[BioPython] Re: UnitTests

Andrew Dalke dalke@acm.org
Mon, 17 Apr 2000 03:09:06 -0600


After rethinking Cayte's comments, I metaphorically slapped
myself cross-side my head.  I think I understand now her
points.

I had forgotten that when I've had QA support before, the
QA tests were different than the developer tests.  Our QA people
weren't coders, so weren't writing directly against the
libraries, but instead did functional tests against what the
user saw.  I had assumed that QA code testing directly against
APIs would be the same as the way I write against, but that's
a likely wrong assumption.

And as she said,
> We'll need all the testing we can get, however it's done.  

Combined with
> I like the [test] coding decisions to be as automatic as possible

> PyUnit only claims to be a unit testing tool.
and
> I have no problems with others using a different approach.

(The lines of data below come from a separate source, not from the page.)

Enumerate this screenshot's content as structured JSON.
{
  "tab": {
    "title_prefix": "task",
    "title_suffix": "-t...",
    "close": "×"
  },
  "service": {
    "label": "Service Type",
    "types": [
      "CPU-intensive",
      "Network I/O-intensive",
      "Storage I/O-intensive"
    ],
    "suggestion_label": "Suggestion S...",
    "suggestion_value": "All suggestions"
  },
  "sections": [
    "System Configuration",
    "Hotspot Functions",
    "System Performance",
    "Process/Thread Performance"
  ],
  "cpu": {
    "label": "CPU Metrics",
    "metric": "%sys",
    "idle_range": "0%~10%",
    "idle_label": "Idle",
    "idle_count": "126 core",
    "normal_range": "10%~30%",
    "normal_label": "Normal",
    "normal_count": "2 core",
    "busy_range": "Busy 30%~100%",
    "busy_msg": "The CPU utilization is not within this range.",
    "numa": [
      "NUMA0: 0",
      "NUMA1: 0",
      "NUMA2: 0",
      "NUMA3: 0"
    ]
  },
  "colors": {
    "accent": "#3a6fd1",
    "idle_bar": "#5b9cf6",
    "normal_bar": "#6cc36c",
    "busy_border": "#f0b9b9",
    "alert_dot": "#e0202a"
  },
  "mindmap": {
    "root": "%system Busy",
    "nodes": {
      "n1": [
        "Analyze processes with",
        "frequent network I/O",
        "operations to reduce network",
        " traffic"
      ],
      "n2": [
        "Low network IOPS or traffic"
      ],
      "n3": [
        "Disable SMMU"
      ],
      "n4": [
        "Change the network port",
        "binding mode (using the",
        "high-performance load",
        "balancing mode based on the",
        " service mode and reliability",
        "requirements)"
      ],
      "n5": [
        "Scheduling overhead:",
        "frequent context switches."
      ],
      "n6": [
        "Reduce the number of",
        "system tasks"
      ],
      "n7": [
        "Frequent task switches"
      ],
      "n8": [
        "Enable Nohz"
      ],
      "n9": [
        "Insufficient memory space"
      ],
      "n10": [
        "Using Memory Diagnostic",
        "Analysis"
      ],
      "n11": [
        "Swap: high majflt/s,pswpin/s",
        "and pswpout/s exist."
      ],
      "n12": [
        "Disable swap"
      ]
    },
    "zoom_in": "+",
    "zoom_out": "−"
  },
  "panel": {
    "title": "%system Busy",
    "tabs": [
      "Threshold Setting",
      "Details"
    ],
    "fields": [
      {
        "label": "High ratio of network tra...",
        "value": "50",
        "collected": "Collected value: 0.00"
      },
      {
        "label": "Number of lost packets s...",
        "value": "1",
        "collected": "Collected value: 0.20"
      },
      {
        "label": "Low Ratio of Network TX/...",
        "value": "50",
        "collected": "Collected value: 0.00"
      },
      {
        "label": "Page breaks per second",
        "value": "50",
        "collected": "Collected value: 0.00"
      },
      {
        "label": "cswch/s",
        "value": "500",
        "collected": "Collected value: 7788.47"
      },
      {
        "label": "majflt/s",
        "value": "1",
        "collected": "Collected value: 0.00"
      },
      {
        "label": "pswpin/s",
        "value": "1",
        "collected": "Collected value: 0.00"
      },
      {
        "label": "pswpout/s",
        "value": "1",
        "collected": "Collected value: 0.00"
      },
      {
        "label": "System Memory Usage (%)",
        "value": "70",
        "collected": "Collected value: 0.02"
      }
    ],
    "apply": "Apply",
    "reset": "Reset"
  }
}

means (to me) it should be easy for both QA and coders to add test
codes, and if that isn't the same framework, so be it.  Working
test code is better than less test code and a single framework.
As I pointed out, it's even possible to wrap one unit test viewpoint
inside the other, so how about I help work on a way to get the
code I've got easily accessible to your UnitTest code?

At the least, I would like get a "run all tests" to have some sort
of judge on if anything broke.

Commenting on the rest of Cayte's email:
> Its something like having an HTML editor instead of having to
> insert html codes yourself, although both are functionally
> equivalent.  Even people who know html prefer editors.

That's probably my problem - I've never used an HTML editor.
Then again, my web pages suffer from blandness.  :(  :)

> On the XTreme web pages, a lot of posters feel you should be
> leery of comments.  They don't get maintained, ( still less
> in test code :) ) and the need for them may pinpoint a weakness
> in the code.  Also, I like having the output reporting automated.

I tend, as you can tell from the code, to have minimal comments.
They mostly describe what the code is about, and not details of
what it does.  I think that prevents some of the comment rot.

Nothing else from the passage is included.